Okay, because everyone in America is like, “It’s passed!” I’m like, “No, it hasn’t passed.” So what’s happened is that the government put out… it was a voluntary postal survey, so the vote that came back was a survey. It wasn’t a plebiscite, it wasn’t any sort of change to the constitution; it was a survey. It was statistics. And so now the government has that information, that shows that the majority of Australia wants marriage equality, and they’re going to take it to parliament and get parliament, because that’s how a constitution changes. So, it hasn’t passed.
I’m pissed off that the survey happened. It was a waste of taxpayers money and it created a really unsafe environment for the queer community in Australia. And I think, as much as the majority voted in support of marriage equality, it pains me that 39 percent of the country didn’t, and it scares me. It has to pass, it has to, and I think it will pass by probably the end of the year.

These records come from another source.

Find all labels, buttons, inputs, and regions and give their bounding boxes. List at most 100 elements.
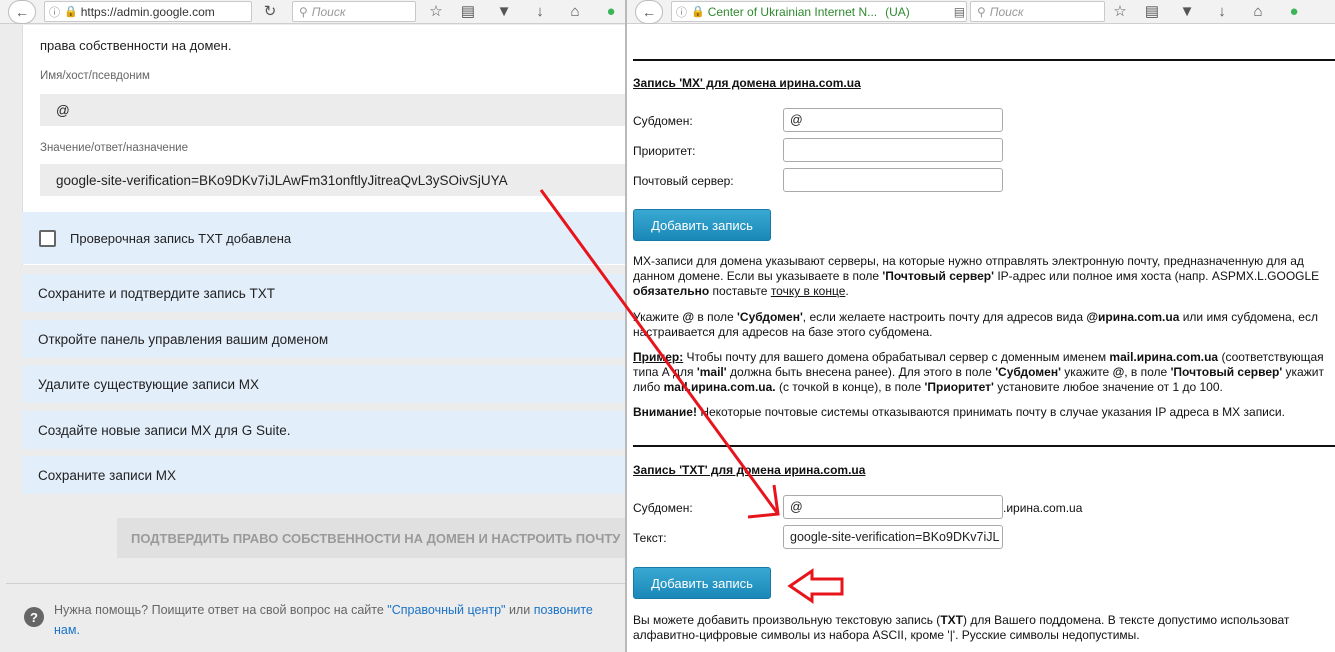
value-label: Значение/ответ/назначение xyxy=(40,142,189,154)
text: или имя субдомена, есл xyxy=(1179,310,1318,324)
site-country: (UA) xyxy=(885,4,910,19)
text: 'Почтовый сервер' xyxy=(882,269,994,283)
left-browser-toolbar: ← ⓘ 🔒 https://admin.google.com ↻ ⚲ Поиск… xyxy=(0,0,625,24)
clipboard-icon[interactable]: ▤ xyxy=(1143,3,1161,21)
right-browser-window: ← ⓘ 🔒 Center of Ukrainian Internet N... … xyxy=(627,0,1335,652)
url-text: https://admin.google.com xyxy=(80,4,215,19)
mx-priority-input[interactable] xyxy=(783,138,1003,162)
host-label: Имя/хост/псевдоним xyxy=(40,70,150,82)
info-icon[interactable]: ⓘ xyxy=(49,4,60,20)
text: Вы можете добавить произвольную текстову… xyxy=(633,613,941,627)
call-us-link-cont[interactable]: нам. xyxy=(54,623,80,637)
search-icon: ⚲ xyxy=(299,4,308,19)
txt-add-button[interactable]: Добавить запись xyxy=(633,567,771,599)
extension-icon[interactable]: ● xyxy=(1285,3,1303,21)
lock-icon: 🔒 xyxy=(64,6,78,18)
step-create-mx[interactable]: Создайте новые записи MX для G Suite. xyxy=(22,411,625,449)
verification-value-field[interactable]: google-site-verification=BKo9DKv7iJLAwFm… xyxy=(40,164,625,196)
text: 'mail' xyxy=(696,365,727,379)
text: укажит xyxy=(1282,365,1324,379)
text: , если желаете настроить почту для адрес… xyxy=(802,310,1087,324)
home-icon[interactable]: ⌂ xyxy=(1249,3,1267,21)
step-save-verify-txt[interactable]: Сохраните и подтвердите запись TXT xyxy=(22,274,625,312)
text: IP-адрес или полное имя хоста (напр. ASP… xyxy=(994,269,1320,283)
site-identity: Center of Ukrainian Internet N... xyxy=(707,4,878,19)
text: Некоторые почтовые системы отказываются … xyxy=(696,405,1285,419)
back-arrow-icon[interactable]: ← xyxy=(8,0,36,24)
confirm-ownership-button[interactable]: ПОДТВЕРДИТЬ ПРАВО СОБСТВЕННОСТИ НА ДОМЕН… xyxy=(117,518,625,558)
info-icon[interactable]: ⓘ xyxy=(676,4,687,20)
text: 'Субдомен' xyxy=(995,365,1061,379)
back-arrow-icon[interactable]: ← xyxy=(635,0,663,24)
txt-added-checkbox-row[interactable]: Проверочная запись TXT добавлена xyxy=(22,212,625,264)
star-icon[interactable]: ☆ xyxy=(427,3,445,21)
text: 'Почтовый сервер' xyxy=(1170,365,1283,379)
section-rule xyxy=(633,59,1335,61)
home-icon[interactable]: ⌂ xyxy=(566,3,584,21)
text: @ирина.com.ua xyxy=(1086,310,1180,324)
mx-server-input[interactable] xyxy=(783,168,1003,192)
text: Укажите xyxy=(633,310,683,324)
pocket-icon[interactable]: ▼ xyxy=(495,3,513,21)
text: , в поле xyxy=(1124,365,1171,379)
extension-icon[interactable]: ● xyxy=(602,3,620,21)
text: MX-записи для домена указывают серверы, … xyxy=(633,254,1304,268)
address-bar[interactable]: ⓘ 🔒 https://admin.google.com xyxy=(44,1,252,22)
txt-domain-suffix: .ирина.com.ua xyxy=(1003,501,1083,515)
text: должна быть внесена ранее). Для этого в … xyxy=(726,365,996,379)
hosting-panel: Запись 'MX' для домена ирина.com.ua Субд… xyxy=(627,25,1335,652)
step-save-mx[interactable]: Сохраните записи MX xyxy=(22,456,625,494)
search-input[interactable]: ⚲ Поиск xyxy=(292,1,416,22)
txt-added-checkbox[interactable] xyxy=(39,229,56,247)
reload-icon[interactable]: ↻ xyxy=(261,3,279,21)
mx-subdomain-input[interactable]: @ xyxy=(783,108,1003,132)
search-icon: ⚲ xyxy=(977,4,986,19)
help-center-link[interactable]: "Справочный центр" xyxy=(387,603,505,617)
text: 'Субдомен' xyxy=(737,310,803,324)
address-bar[interactable]: ⓘ 🔒 Center of Ukrainian Internet N... (U… xyxy=(671,1,967,22)
pocket-icon[interactable]: ▼ xyxy=(1178,3,1196,21)
search-placeholder: Поиск xyxy=(311,4,346,19)
text: @ xyxy=(682,310,695,324)
step-delete-mx[interactable]: Удалите существующие записи MX xyxy=(22,365,625,403)
text: обязательно xyxy=(633,284,710,298)
trailing-dot-link[interactable]: точку в конце xyxy=(771,284,846,298)
help-prefix: Нужна помощь? Поищите ответ на свой вопр… xyxy=(54,603,388,617)
call-us-link[interactable]: позвоните xyxy=(534,603,593,617)
intro-text: права собственности на домен. xyxy=(40,38,232,53)
txt-section-title: Запись 'TXT' для домена ирина.com.ua xyxy=(633,463,866,477)
help-text: Нужна помощь? Поищите ответ на свой вопр… xyxy=(54,600,625,640)
text: mail.ирина.com.ua xyxy=(1109,350,1219,364)
help-icon: ? xyxy=(24,607,44,627)
divider xyxy=(6,583,625,584)
example-paragraph: Пример: Чтобы почту для вашего домена об… xyxy=(633,350,1335,395)
mx-subdomain-label: Субдомен: xyxy=(633,114,693,128)
mx-priority-label: Приоритет: xyxy=(633,144,696,158)
help-mid: или xyxy=(505,603,534,617)
mx-section-title: Запись 'MX' для домена ирина.com.ua xyxy=(633,76,861,90)
mx-info-paragraph: MX-записи для домена указывают серверы, … xyxy=(633,254,1335,299)
left-browser-window: ← ⓘ 🔒 https://admin.google.com ↻ ⚲ Поиск… xyxy=(0,0,625,652)
download-icon[interactable]: ↓ xyxy=(1213,3,1231,21)
mx-add-button[interactable]: Добавить запись xyxy=(633,209,771,241)
subdomain-info-paragraph: Укажите @ в поле 'Субдомен', если желает… xyxy=(633,310,1335,340)
text: (с точкой в конце), в поле xyxy=(775,380,925,394)
text: . xyxy=(845,284,849,298)
step-open-domain-panel[interactable]: Откройте панель управления вашим доменом xyxy=(22,320,625,358)
text: mail.ирина.com.ua. xyxy=(663,380,776,394)
text: Чтобы почту для вашего домена обрабатыва… xyxy=(683,350,1110,364)
reader-icon[interactable]: ▤ xyxy=(954,5,965,19)
txt-text-input[interactable]: google-site-verification=BKo9DKv7iJL xyxy=(783,525,1003,549)
host-value-field[interactable]: @ xyxy=(40,94,625,126)
text: Внимание! xyxy=(633,405,697,419)
text: ) для Вашего поддомена. В тексте допусти… xyxy=(962,613,1290,627)
text: Пример: xyxy=(633,350,684,364)
star-icon[interactable]: ☆ xyxy=(1111,3,1129,21)
text: укажите xyxy=(1060,365,1113,379)
search-input[interactable]: ⚲ Поиск xyxy=(970,1,1105,22)
txt-info-paragraph: Вы можете добавить произвольную текстову… xyxy=(633,613,1335,643)
text: настраивается для адресов на базе этого … xyxy=(633,325,933,339)
txt-subdomain-input[interactable]: @ xyxy=(783,495,1003,519)
clipboard-icon[interactable]: ▤ xyxy=(459,3,477,21)
download-icon[interactable]: ↓ xyxy=(531,3,549,21)
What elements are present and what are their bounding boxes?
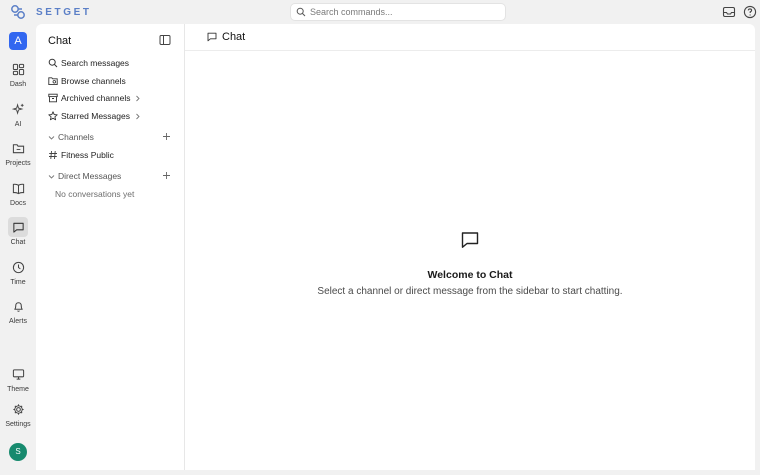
monitor-icon [12, 368, 24, 380]
chat-bubble-icon [461, 232, 479, 248]
nav-label: Starred Messages [61, 111, 130, 121]
chevron-right-icon [136, 95, 141, 101]
channels-section-label: Channels [58, 132, 94, 142]
search-icon [48, 58, 58, 68]
rail-label: Time [10, 279, 26, 286]
rail-item-chat[interactable]: Chat [0, 217, 36, 253]
chevron-down-icon [48, 174, 55, 179]
welcome-subtitle: Select a channel or direct message from … [317, 286, 623, 297]
starred-messages-item[interactable]: Starred Messages [48, 109, 141, 123]
welcome-title: Welcome to Chat [427, 269, 513, 281]
hash-icon [49, 150, 57, 160]
clock-icon [12, 261, 24, 273]
rail-item-projects[interactable]: Projects [0, 138, 36, 174]
direct-messages-section-header[interactable]: Direct Messages [48, 169, 171, 183]
rail-item-theme[interactable]: Theme [0, 364, 36, 400]
book-icon [12, 183, 24, 194]
gear-icon [12, 403, 24, 415]
channel-item-fitness-public[interactable]: Fitness Public [48, 148, 114, 162]
search-messages-item[interactable]: Search messages [48, 56, 129, 70]
archived-channels-item[interactable]: Archived channels [48, 91, 141, 105]
command-search[interactable] [290, 3, 506, 21]
star-icon [48, 111, 58, 121]
sidebar-title: Chat [48, 35, 72, 47]
nav-label: Archived channels [61, 93, 131, 103]
rail-label: Dash [9, 81, 27, 88]
sidebar-toggle-icon[interactable] [159, 34, 171, 46]
browse-channels-item[interactable]: Browse channels [48, 74, 126, 88]
chat-icon [207, 32, 217, 42]
add-channel-icon[interactable] [162, 132, 171, 141]
channels-section-header[interactable]: Channels [48, 130, 171, 144]
search-icon [296, 7, 306, 17]
rail-label: AI [14, 121, 22, 128]
archive-icon [48, 93, 58, 103]
rail-label: Alerts [9, 318, 27, 325]
rail-label: Theme [7, 386, 29, 393]
brand-name: SETGET [36, 6, 92, 18]
folder-search-icon [48, 77, 58, 86]
rail-label: Projects [5, 160, 31, 167]
channel-label: Fitness Public [61, 150, 114, 160]
top-bar: SETGET [0, 0, 760, 24]
chevron-right-icon [136, 113, 140, 119]
rail-label: Settings [5, 421, 31, 428]
rail-item-time[interactable]: Time [0, 257, 36, 293]
add-direct-message-icon[interactable] [162, 171, 171, 180]
no-conversations-text: No conversations yet [55, 189, 135, 199]
chat-icon [12, 222, 24, 233]
rail-item-settings[interactable]: Settings [0, 399, 36, 435]
command-search-input[interactable] [310, 7, 500, 17]
direct-messages-section-label: Direct Messages [58, 171, 122, 181]
dashboard-icon [12, 63, 24, 75]
chat-main: Chat Welcome to Chat Select a channel or… [185, 24, 755, 470]
rail-label: Chat [10, 239, 26, 246]
brand-logo[interactable]: SETGET [10, 4, 92, 20]
sparkles-icon [11, 102, 24, 115]
bell-icon [13, 301, 23, 312]
workspace-avatar[interactable]: A [9, 32, 27, 50]
help-icon[interactable] [743, 5, 757, 19]
folder-icon [12, 143, 24, 153]
chat-header-title: Chat [222, 31, 246, 43]
nav-label: Browse channels [61, 76, 126, 86]
rail-item-ai[interactable]: AI [0, 99, 36, 135]
chat-sidebar: Chat Search messages Browse channels Arc… [36, 24, 185, 470]
chat-header: Chat [185, 24, 755, 51]
app-rail: A Dash AI Projects Docs Chat Time Alerts… [0, 24, 36, 475]
user-avatar[interactable]: S [9, 443, 27, 461]
rail-label: Docs [10, 200, 26, 207]
rail-item-docs[interactable]: Docs [0, 178, 36, 214]
rail-item-alerts[interactable]: Alerts [0, 296, 36, 332]
nav-label: Search messages [61, 58, 130, 68]
rail-item-dash[interactable]: Dash [0, 59, 36, 95]
logo-icon [11, 5, 25, 19]
inbox-icon[interactable] [722, 5, 736, 19]
chevron-down-icon [48, 135, 55, 140]
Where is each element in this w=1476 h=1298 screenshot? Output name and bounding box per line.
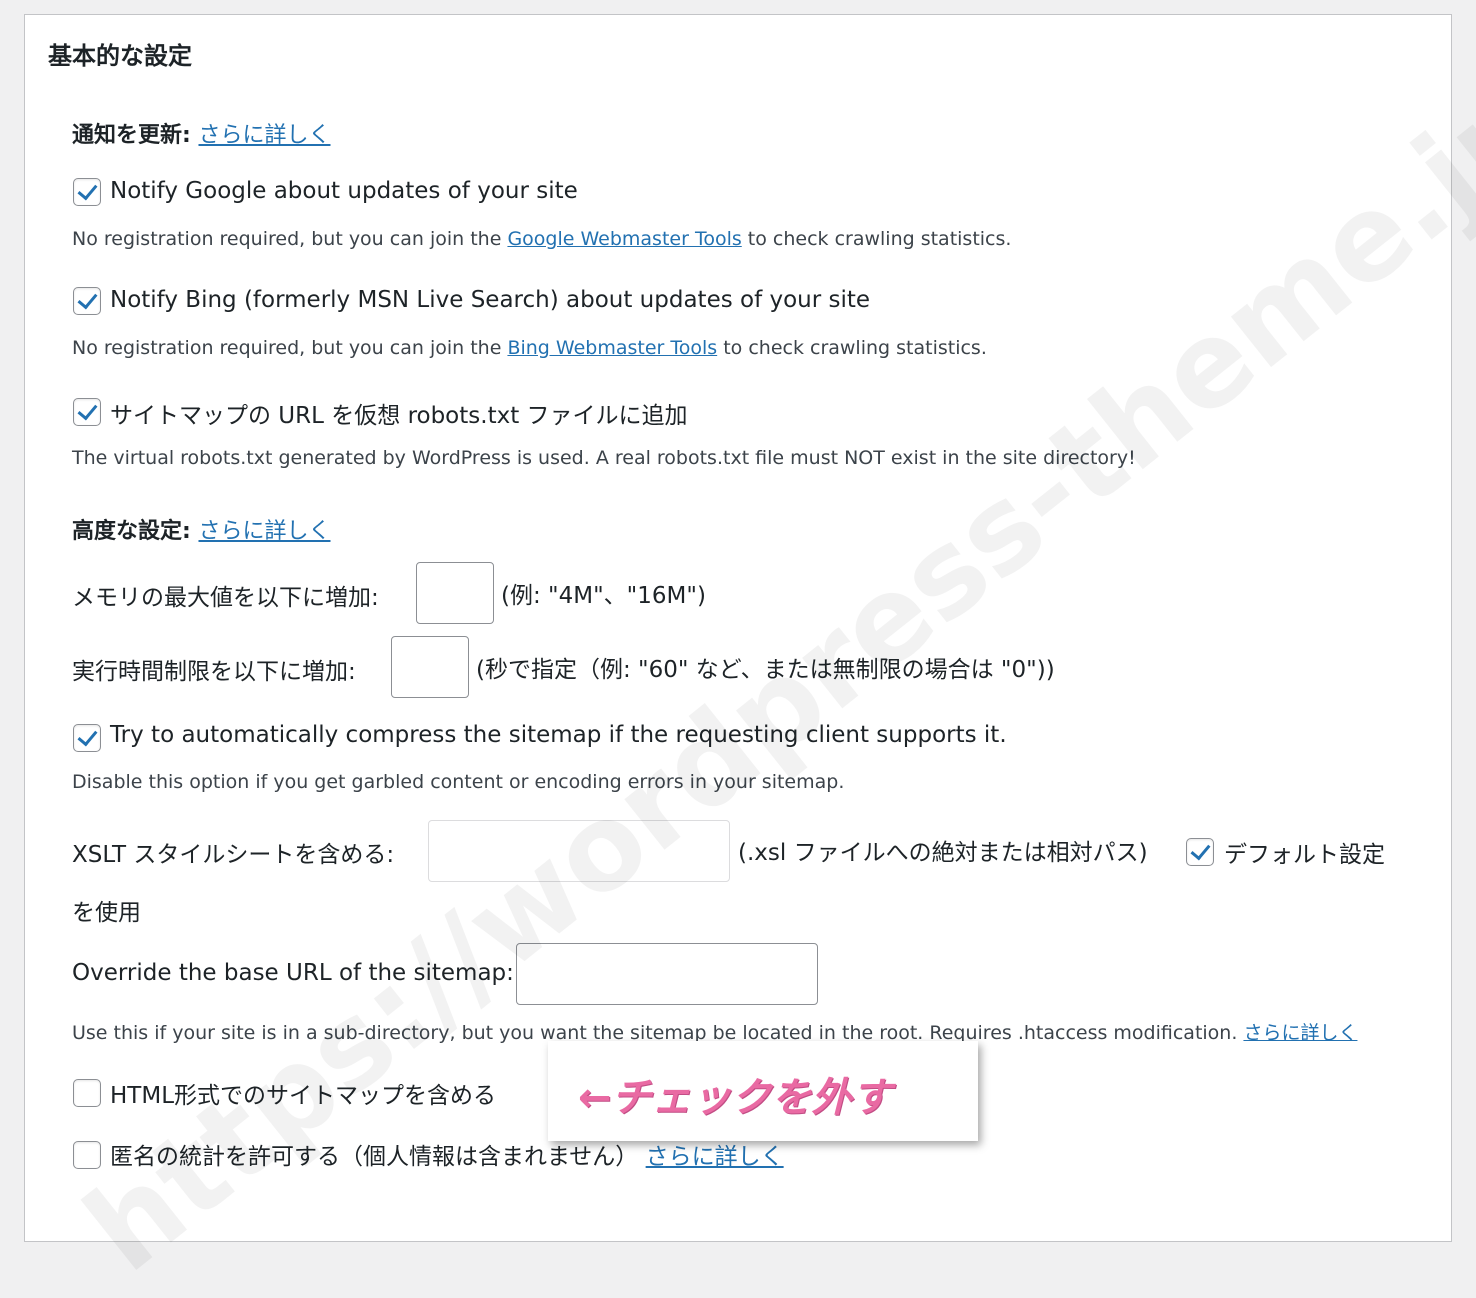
- robots-checkbox[interactable]: [73, 398, 101, 426]
- compress-checkbox[interactable]: [73, 724, 101, 752]
- xslt-label: XSLT スタイルシートを含める:: [72, 842, 395, 868]
- compress-desc: Disable this option if you get garbled c…: [72, 771, 845, 793]
- advanced-more-link[interactable]: さらに詳しく: [198, 519, 330, 544]
- html-sitemap-checkbox[interactable]: [73, 1079, 101, 1107]
- time-hint: (秒で指定（例: "60" など、または無制限の場合は "0")): [476, 657, 1055, 683]
- xslt-default-label: デフォルト設定: [1224, 842, 1385, 868]
- memory-label: メモリの最大値を以下に増加:: [72, 585, 379, 611]
- baseurl-more-link[interactable]: さらに詳しく: [1243, 1022, 1357, 1044]
- notify-google-checkbox[interactable]: [73, 178, 101, 206]
- time-label: 実行時間制限を以下に増加:: [72, 659, 356, 685]
- google-desc-after: to check crawling statistics.: [741, 228, 1012, 250]
- annotation-text: ←チェックを外す: [578, 1075, 892, 1121]
- stats-label-text: 匿名の統計を許可する（個人情報は含まれません）: [110, 1144, 639, 1170]
- robots-desc: The virtual robots.txt generated by Word…: [72, 447, 1136, 469]
- memory-input[interactable]: [416, 562, 494, 624]
- notify-google-label: Notify Google about updates of your site: [110, 178, 578, 204]
- notify-heading: 通知を更新: さらに詳しく: [72, 117, 331, 149]
- bing-desc-before: No registration required, but you can jo…: [72, 337, 508, 359]
- stats-more-link[interactable]: さらに詳しく: [646, 1144, 784, 1170]
- baseurl-input[interactable]: [516, 943, 818, 1005]
- baseurl-label: Override the base URL of the sitemap:: [72, 960, 514, 986]
- annotation-callout: ←チェックを外す: [548, 1041, 978, 1141]
- xslt-input[interactable]: [428, 820, 730, 882]
- xslt-default-label-cont: を使用: [72, 900, 141, 926]
- notify-google-desc: No registration required, but you can jo…: [72, 228, 1011, 250]
- notify-bing-desc: No registration required, but you can jo…: [72, 337, 987, 359]
- notify-more-link[interactable]: さらに詳しく: [198, 123, 330, 148]
- xslt-default-checkbox[interactable]: [1186, 838, 1214, 866]
- stats-label: 匿名の統計を許可する（個人情報は含まれません） さらに詳しく: [110, 1137, 784, 1171]
- bing-webmaster-link[interactable]: Bing Webmaster Tools: [507, 337, 717, 359]
- notify-bing-label: Notify Bing (formerly MSN Live Search) a…: [110, 287, 871, 313]
- time-input[interactable]: [391, 636, 469, 698]
- page-title: 基本的な設定: [48, 42, 192, 70]
- html-sitemap-label: HTML形式でのサイトマップを含める: [110, 1083, 497, 1109]
- bing-desc-after: to check crawling statistics.: [717, 337, 987, 359]
- advanced-heading-label: 高度な設定:: [72, 519, 191, 544]
- memory-hint: (例: "4M"、"16M"): [501, 583, 706, 609]
- compress-label: Try to automatically compress the sitema…: [110, 722, 1007, 748]
- google-desc-before: No registration required, but you can jo…: [72, 228, 508, 250]
- advanced-heading: 高度な設定: さらに詳しく: [72, 513, 331, 545]
- robots-label: サイトマップの URL を仮想 robots.txt ファイルに追加: [110, 403, 688, 429]
- xslt-hint: (.xsl ファイルへの絶対または相対パス): [738, 840, 1148, 866]
- notify-bing-checkbox[interactable]: [73, 287, 101, 315]
- google-webmaster-link[interactable]: Google Webmaster Tools: [507, 228, 741, 250]
- notify-heading-label: 通知を更新:: [72, 123, 191, 148]
- stats-checkbox[interactable]: [73, 1141, 101, 1169]
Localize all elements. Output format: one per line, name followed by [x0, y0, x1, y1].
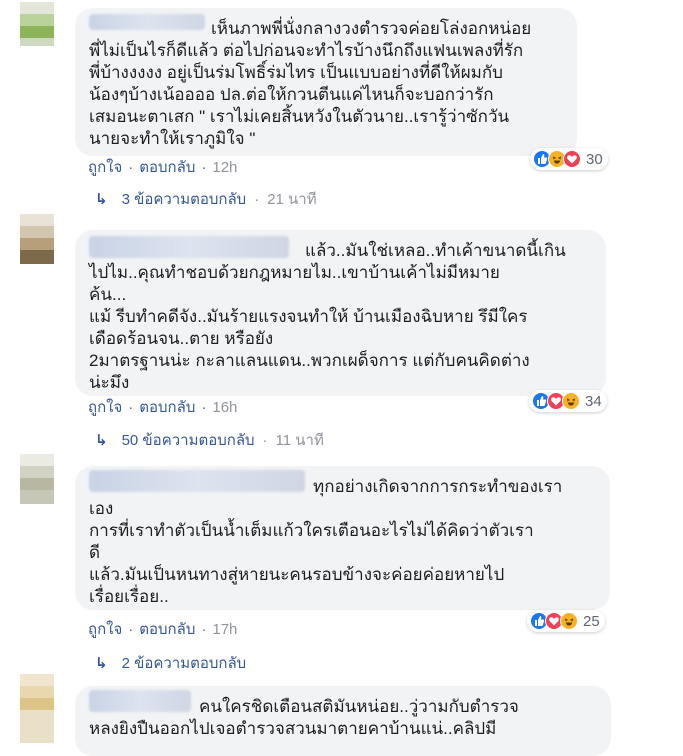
commenter-name[interactable]	[89, 690, 191, 712]
reply-arrow-icon: ↳	[95, 655, 108, 672]
replies-count-label: 3 ข้อความตอบกลับ	[121, 191, 247, 208]
separator-dot: ·	[128, 621, 134, 638]
comment-text-line: การที่เราทำตัวเป็นน้ำเต็มแก้วใครเตือนอะไ…	[89, 521, 534, 540]
reaction-summary[interactable]: 34	[529, 390, 607, 412]
reaction-summary[interactable]: 30	[530, 148, 608, 170]
reply-link[interactable]: ตอบกลับ	[139, 158, 195, 178]
love-reaction-icon	[563, 150, 581, 168]
comment-text-line: ไปไม..คุณทำชอบด้วยกฎหมายไม..เขาบ้านเค้าไ…	[89, 263, 500, 282]
reply-link[interactable]: ตอบกลับ	[139, 398, 195, 418]
commenter-name[interactable]	[89, 14, 205, 30]
comment-text-line: นายจะทำให้เราภูมิใจ "	[89, 129, 256, 148]
separator-dot: ·	[254, 191, 260, 208]
comment-text-line: น้องๆบ้างเน้ออออ ปล.ต่อให้กวนตีนแค่ไหนก็…	[89, 85, 494, 104]
comment-text-line: แล้ว.มันเป็นหนทางสู่หายนะคนรอบข้างจะค่อย…	[89, 565, 505, 584]
replies-time: 21 นาที	[267, 191, 317, 208]
replies-time: 11 นาที	[275, 432, 324, 449]
reaction-count: 25	[583, 612, 600, 630]
reaction-summary[interactable]: 25	[527, 610, 605, 632]
avatar[interactable]	[20, 2, 54, 46]
comment-text-line: ดี	[89, 543, 101, 562]
comment-actions: ถูกใจ · ตอบกลับ · 16h	[88, 398, 237, 418]
separator-dot: ·	[128, 399, 134, 416]
timestamp[interactable]: 17h	[212, 620, 237, 640]
commenter-name[interactable]	[89, 236, 289, 258]
separator-dot: ·	[201, 159, 207, 176]
comment-text-line: พี่บ้างงงงง อยู่เป็นร่มโพธิ์ร่มไทร เป็นแ…	[89, 63, 503, 82]
like-link[interactable]: ถูกใจ	[88, 620, 122, 640]
replies-count-label: 2 ข้อความตอบกลับ	[121, 655, 247, 672]
avatar[interactable]	[20, 674, 54, 743]
comment-actions: ถูกใจ · ตอบกลับ · 12h	[88, 158, 237, 178]
comment-text-line: น่ะมึง	[89, 373, 130, 392]
separator-dot: ·	[201, 621, 207, 638]
comment-bubble: คนใครชิดเตือนสติมันหน่อย..วู่วามกับตำรวจ…	[75, 686, 611, 756]
separator-dot: ·	[128, 159, 134, 176]
comment-actions: ถูกใจ · ตอบกลับ · 17h	[88, 620, 237, 640]
reply-arrow-icon: ↳	[95, 432, 108, 449]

There’s so much good to come of it, and I was filled with resentment when that survey came out, and I was really, really disappointed with the procedures to this, arguably, means to an end, which was totally unnecessary… But it’s great to know that the majority is for it. That is wonderful. Given that in the early ’80s, homosexual conduct was punishable with 10 years imprisonment. So we’ve gone a very long way. But, it’s still just so backwards that it’s been such a long process. So it hasn’t passed yet. We’ve got to keep going.